Home Renovations That Can Hurt Property Value

Americans spend more than $400 billion annually on home renovation projects. While some projects, such as a minor kitchen remodel and garage door replacement, significantly increase the resale value of their houses, others never do. If you want to increase property value or sell your house fast in Ohio, avoid the following remodeling projects.

1.  DIY Home Improvement Projects

While sprucing up your home with simple DIY projects, such as hand-painted cabinets, mirrors, and faux fireplace, is tempting, these upgrades won’t increase the resale value of your property. Unlike other remodeling projects, prospective buyers can identify DIY installations from far for the wrong reasons.

Besides producing less desirable results, DIY home improvement projects often cost homeowners more than anticipated. Unfortunately, the high cost of completing these projects won’t translate to a better return on investment. While watching HGTV and other channels can prompt you to undertake these projects, you’ll be exposing your house to several risks.

2.  Adding a Swimming Pool

Even if you or your family enjoy swimming, you should consider the costs vs. long-term value before committing to such a pricey project.

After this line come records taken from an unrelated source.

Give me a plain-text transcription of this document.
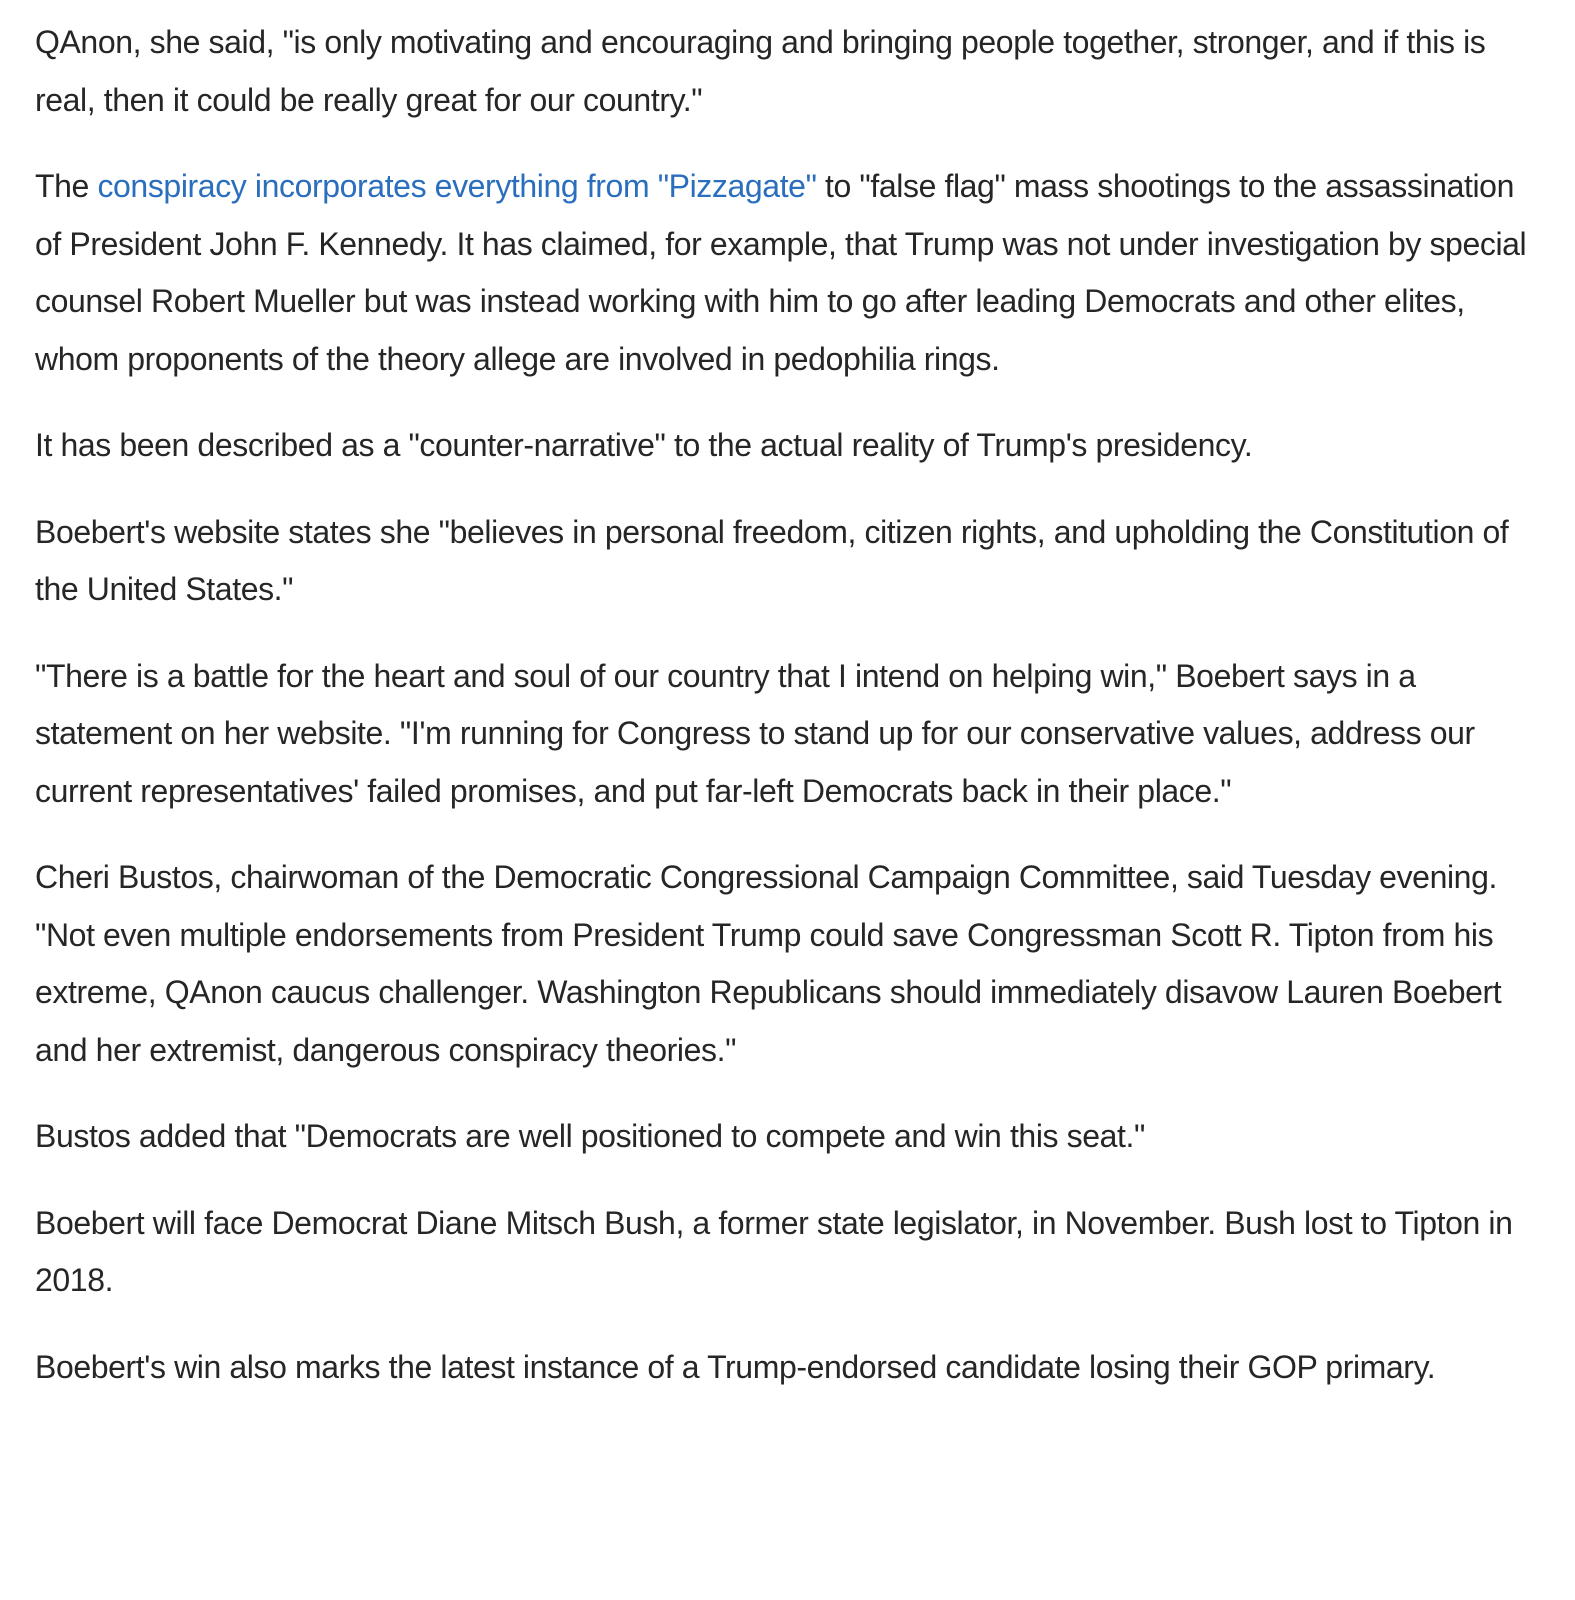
QAnon, she said, "is only motivating and encouraging and bringing people together, stronger, and if this is real, then it could be really great for our country."

The conspiracy incorporates everything from "Pizzagate" to "false flag" mass shootings to the assassination of President John F. Kennedy. It has claimed, for example, that Trump was not under investigation by special counsel Robert Mueller but was instead working with him to go after leading Democrats and other elites, whom proponents of the theory allege are involved in pedophilia rings.

It has been described as a "counter-narrative" to the actual reality of Trump's presidency.

Boebert's website states she "believes in personal freedom, citizen rights, and upholding the Constitution of the United States."

"There is a battle for the heart and soul of our country that I intend on helping win," Boebert says in a statement on her website. "I'm running for Congress to stand up for our conservative values, address our current representatives' failed promises, and put far-left Democrats back in their place."

Cheri Bustos, chairwoman of the Democratic Congressional Campaign Committee, said Tuesday evening. "Not even multiple endorsements from President Trump could save Congressman Scott R. Tipton from his extreme, QAnon caucus challenger. Washington Republicans should immediately disavow Lauren Boebert and her extremist, dangerous conspiracy theories."

Bustos added that "Democrats are well positioned to compete and win this seat."

Boebert will face Democrat Diane Mitsch Bush, a former state legislator, in November. Bush lost to Tipton in 2018.

Boebert's win also marks the latest instance of a Trump-endorsed candidate losing their GOP primary.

Installing a standard in-ground pool costs between $36,750 and $66,500. You should also budget approximately $4,000 for yearly maintenance, water treatment, and safety installations, such as a water alarm and gated fence.

Despite these costs involved, you will unlikely recoup all the costs of constructing a swimming pool when selling your home. While a swimming pool can increase property value, it cannot surpass a 7% increase. Even then, an increase in property value due to pool addition is subject to the following:

  • You should reside in high-end neighborhoods where swimming pools are the norm.
  • The style of your constructed swimming pool should fit the neighborhood
  • The pool should be well designed and maintained
  • Optimal if you live in warm climates where homebuyers can enjoy the pool all year round

Generally, you should consider pool construction an investment that fits your lifestyle. Don’t expect it to increase your property’s resale value.

3.  Overbuilding for the Neighborhood

If you want to construct an additional structure in your house, like a home office, additional floor, or an extra bedroom, ensure that you don’t overbuild for the neighborhood. You should think carefully about whether your planned improvement will make your home appear different from other homes in the neighborhood.

For instance, an expensive remodel, such as adding a second story, certainly makes your property more appealing than others in the neighborhood. However, if other houses around are small, one-story buildings, your expensive additional story won’t affect the resale value, regardless of how gorgeous it looks.

This is because potential buyers won’t part with $500,000 for a property in a neighborhood with a lower average sale price. While you can renovate and make upgrades, the price per square foot shouldn’t surpass those of neighboring homes with a big margin.

4.  Invisible Improvements

Invisible improvements are costly improvements that make your property comfortable to live in but are rarely noticed by potential buyers. For instance, replacing your HVAC unit or plumbing system is great. However, most homebuyers will assume these systems are functional and rarely pay more because they were replaced recently.

While making these upgrades before listing your property for sale is smart, don’t expect to recoup the costs. You should consider these improvements as regular maintenance costs and not investments that can increase property value.

5.  Building Specific Spaces for Your Hobbies

Most homeowners convert rooms into special spaces for their hobbies. While this improves your living condition and satisfies your lifestyle, don’t expect to recoup the initial cost of constructing these spaces. Common additional spaces include:

  • Man caves
  • Home theaters
  • Home offices
  • Home gyms
  • Library and study rooms
  • Built-in aquariums
  • Fully themed kid’s bedrooms

Unlike other home improvements, these renovations involve converting a generic room into a space designed for a specific interest or hobby. Even though they satisfy your lifestyle, these conversions affect property value. For starters, there are no average construction costs for this category. However, expect to spend four to five figures without expecting anything in return.

Having a dedicated hobby room can also turn away prospective buyers. Some don’t want a home theater or an aquarium on their property. Therefore, you’ll have a few interested buyers who won’t be willing to pay extra for these rooms.


High-end landscaping, going big in the kitchen and bathroom, sunroom addition, and wall-to-wall carpeting are other home improvement projects without a significant return on investment. Before listing your home for sale, prioritize simple upgrades like new neutral paint and other improvement projects that increase marketability and property value.